A carta, a dedicatória e o bonde

Segundo dia do mês de agosto. Um mês no qual ninguém – me refiro aos moradores daqui – gosta de estar em Paris. Calor, tudo fechado (inclusive padaria e correio), 70% de todos parisienses de férias…

Parto rumo a mais um dia de trabalho, mas antes verifico a caixa de correio. Um envelope e um embrulho. Uma carta e um livro. A primeira vem de São Paulo, o segundo de Lisboa.

A carta é de uma amiga que teve a delicadeza de escrever a mão, coisas dessas praticamente em extinção. O livro trouxe-me Mia Couto e uma dedicatória de outro amigo também de longa data, e também daqueles com sensibilidade suficiente para se deslocar até os correios e enviar literatura dessas de derreter coração de chumbo.

Muito comovida, chorei de emoção ao ler as mensagens escritas em
caneta esferográfica sobre o papel. Fiquei refletindo há quanto tempo não recebia uma carta. E sobre como livros com dedicatórias são como corpos tatuados: enfeitados de uma marca eterna, só capaz de ser desfeita ao passar outra tinta por cima…

A única vez que morei fora do Rio foi em 1987. Fui fazer um estágio de seis meses em uma cidade do Vale do Itajaí, no estado de Santa Catarina. Eram tempos que até telefone fixo em casa era difícil, que e-mail nem em ficção científica e falar por Skype só nos desenhos dos Jetsons.

Em função dessa minha estada fora da cidade natal, acumulei uma caixa de cartas manuscritas. Considero-me uma privilegiada. Tenho cartas e cartas de mãe, pai, avó, tias, irmãos, amores e tantos amigos, grande parte perdida no tempo.

Incrível dar-se conta de que a minha geração foi aquela que ficou no meio entre o romantismo das dificuldades e o avanço – e consequentemente banalização, talvez – da comunicação.

Morei seis meses em Blumenau e acumulei uma centena de cartas. Moro há três anos em Paris e hoje foi a primeira recebida por correio. Sobre livros com dedicatórias, tenho também uma ligação curiosa.

Eu tinha um hábito de folhear livros em sebos em busca de dedicatórias. Aprendi isso com a minha mãe. Uma vez, em sua pesquisa de mestrado, ela procurava um livro raro do Lima Barreto. Ela encontrou alguns exemplares em uma loja de obras usadas. Havia dois exemplares, ela escolheu o que tinha dedicatória.

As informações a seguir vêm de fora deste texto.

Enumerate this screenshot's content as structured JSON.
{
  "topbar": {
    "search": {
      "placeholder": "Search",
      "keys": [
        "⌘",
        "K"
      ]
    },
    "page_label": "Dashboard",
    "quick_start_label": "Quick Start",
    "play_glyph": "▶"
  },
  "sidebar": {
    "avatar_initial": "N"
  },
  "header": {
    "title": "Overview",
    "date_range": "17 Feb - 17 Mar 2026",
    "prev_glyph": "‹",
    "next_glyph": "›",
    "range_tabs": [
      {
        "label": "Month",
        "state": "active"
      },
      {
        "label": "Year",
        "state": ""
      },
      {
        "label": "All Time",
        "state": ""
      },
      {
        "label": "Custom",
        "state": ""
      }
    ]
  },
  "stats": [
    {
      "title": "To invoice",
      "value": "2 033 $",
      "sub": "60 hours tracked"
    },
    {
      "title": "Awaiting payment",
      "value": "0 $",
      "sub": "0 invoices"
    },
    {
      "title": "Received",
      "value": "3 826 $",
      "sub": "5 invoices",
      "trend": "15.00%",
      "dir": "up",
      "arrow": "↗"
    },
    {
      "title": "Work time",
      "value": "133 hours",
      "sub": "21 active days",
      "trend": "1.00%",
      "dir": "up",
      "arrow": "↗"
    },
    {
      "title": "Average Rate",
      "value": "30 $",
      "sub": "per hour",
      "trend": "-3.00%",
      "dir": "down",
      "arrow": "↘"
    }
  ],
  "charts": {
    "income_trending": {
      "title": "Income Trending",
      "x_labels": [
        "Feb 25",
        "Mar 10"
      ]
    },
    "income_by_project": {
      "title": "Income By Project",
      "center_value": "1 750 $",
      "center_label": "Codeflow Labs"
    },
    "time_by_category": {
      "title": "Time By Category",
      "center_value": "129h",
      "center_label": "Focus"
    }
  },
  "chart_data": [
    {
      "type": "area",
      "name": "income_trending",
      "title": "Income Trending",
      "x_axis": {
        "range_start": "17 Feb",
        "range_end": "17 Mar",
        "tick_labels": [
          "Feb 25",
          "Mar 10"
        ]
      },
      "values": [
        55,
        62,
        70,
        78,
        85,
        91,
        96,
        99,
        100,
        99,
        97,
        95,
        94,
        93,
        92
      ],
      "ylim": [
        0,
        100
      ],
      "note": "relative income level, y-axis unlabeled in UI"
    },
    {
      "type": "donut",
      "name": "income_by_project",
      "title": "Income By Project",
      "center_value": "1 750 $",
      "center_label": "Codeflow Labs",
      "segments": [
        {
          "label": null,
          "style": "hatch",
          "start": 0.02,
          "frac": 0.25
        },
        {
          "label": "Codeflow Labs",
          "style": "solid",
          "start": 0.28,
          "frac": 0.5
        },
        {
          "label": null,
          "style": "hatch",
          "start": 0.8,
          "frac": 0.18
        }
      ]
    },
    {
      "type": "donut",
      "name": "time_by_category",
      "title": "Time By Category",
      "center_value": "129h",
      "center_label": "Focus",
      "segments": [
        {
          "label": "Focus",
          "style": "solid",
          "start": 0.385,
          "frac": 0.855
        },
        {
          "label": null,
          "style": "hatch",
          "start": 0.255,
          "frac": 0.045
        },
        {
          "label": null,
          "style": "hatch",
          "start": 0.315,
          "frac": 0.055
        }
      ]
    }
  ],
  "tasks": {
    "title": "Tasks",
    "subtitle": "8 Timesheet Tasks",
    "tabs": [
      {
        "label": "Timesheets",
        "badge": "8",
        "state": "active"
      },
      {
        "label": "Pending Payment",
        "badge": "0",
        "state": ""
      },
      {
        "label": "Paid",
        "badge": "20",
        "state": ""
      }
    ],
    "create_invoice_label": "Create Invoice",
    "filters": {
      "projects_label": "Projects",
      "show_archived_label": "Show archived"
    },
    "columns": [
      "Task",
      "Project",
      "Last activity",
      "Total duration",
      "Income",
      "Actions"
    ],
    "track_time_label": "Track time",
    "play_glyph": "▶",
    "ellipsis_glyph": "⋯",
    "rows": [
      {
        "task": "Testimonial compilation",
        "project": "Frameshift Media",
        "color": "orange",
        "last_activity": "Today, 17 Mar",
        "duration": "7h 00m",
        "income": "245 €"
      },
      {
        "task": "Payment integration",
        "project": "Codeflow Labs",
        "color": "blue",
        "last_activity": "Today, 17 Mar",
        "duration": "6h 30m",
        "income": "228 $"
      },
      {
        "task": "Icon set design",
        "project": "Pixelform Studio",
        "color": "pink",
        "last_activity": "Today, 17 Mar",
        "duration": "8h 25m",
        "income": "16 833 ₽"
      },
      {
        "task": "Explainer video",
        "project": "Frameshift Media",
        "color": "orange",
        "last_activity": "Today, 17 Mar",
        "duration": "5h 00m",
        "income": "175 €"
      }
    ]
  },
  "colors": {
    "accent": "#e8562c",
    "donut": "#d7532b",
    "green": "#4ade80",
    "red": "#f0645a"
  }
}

Transformou-se em um doce exercício ler dedicatórias e tentar imaginar em qual momento elas foram escritas. Também gosto de cartas antigas, escritas há tempos, cerca de 5 acordos ortográficos atrás…

Sempre me intrigou quem descarta livros com dedicatórias. Cartas também. Fotos, então, nem se fala. E quem frequenta sebos e antiquários sabe do que falo. É surpreendente a quantidade deste material disponível.

Uma observadora da espécie humana inata como eu já teceu verdadeiras teses antropológicas e escreveu dezenas de biografias imaginárias, só olhando para fotos e lendo cartas e dedicatórias. Também a literatura nos recheia de livros sobre o tema.

Dos que li, o mais precioso foi o das cartas trocadas entre meus dois autores brasileiros preferidos: Clarice Lispector e Fernando Sabino. Além da maestria das palavras, ainda havia naquela troca de mensagens uma sedução sutil, velada pelo verbo embevecido da admiração mútua.

Troca de cartas e dedicatórias são a representação concreta da palavra ternura. Onde foi o ponto no qual perdemos o bonde da ternura?

Caso eu soubesse, corria lá e fazia o bonde parar me colocando de braços abertos em sua frente, igual aquele menino chinês da Praça da Paz Celestial, na China, fez em frente a um tanque.

Porque se o bonde passar por cima de mim, tem importância não. Afinal, a humanidade vai perdê-lo ali na frente e tudo ficará mais binário, maniqueísta, sem graça, desumano. Sem melodia.

E aí, amigo, sobra só a plateia do Facebook jogando corações tão automaticamente quanto o “tudo bem” respondido quando nos perguntam “como vai?”. Nos vazios existenciais de nós mesmo, vamos nos preenchendo das solidões alheias em “troca de likes”.

Ao ler as cartas do passado, fico imaginando se trocas de mensagens pelo WhatsApp dariam um livro…

O que salva é que ainda há quem te curta ou te ame além do dedinho no ícone. Ainda tem quem vai além. Quem vai ao correio. Ou vem te visitar. Telefona. Marca um encontro rápido na esquina só para te dar um abraço ou te entregar um pedaço de bolo dentro de um Tupperware.

E assim, através de caixas de correio com conteúdo além de contas a pagar, conseguimos pegar o bonde da ternura.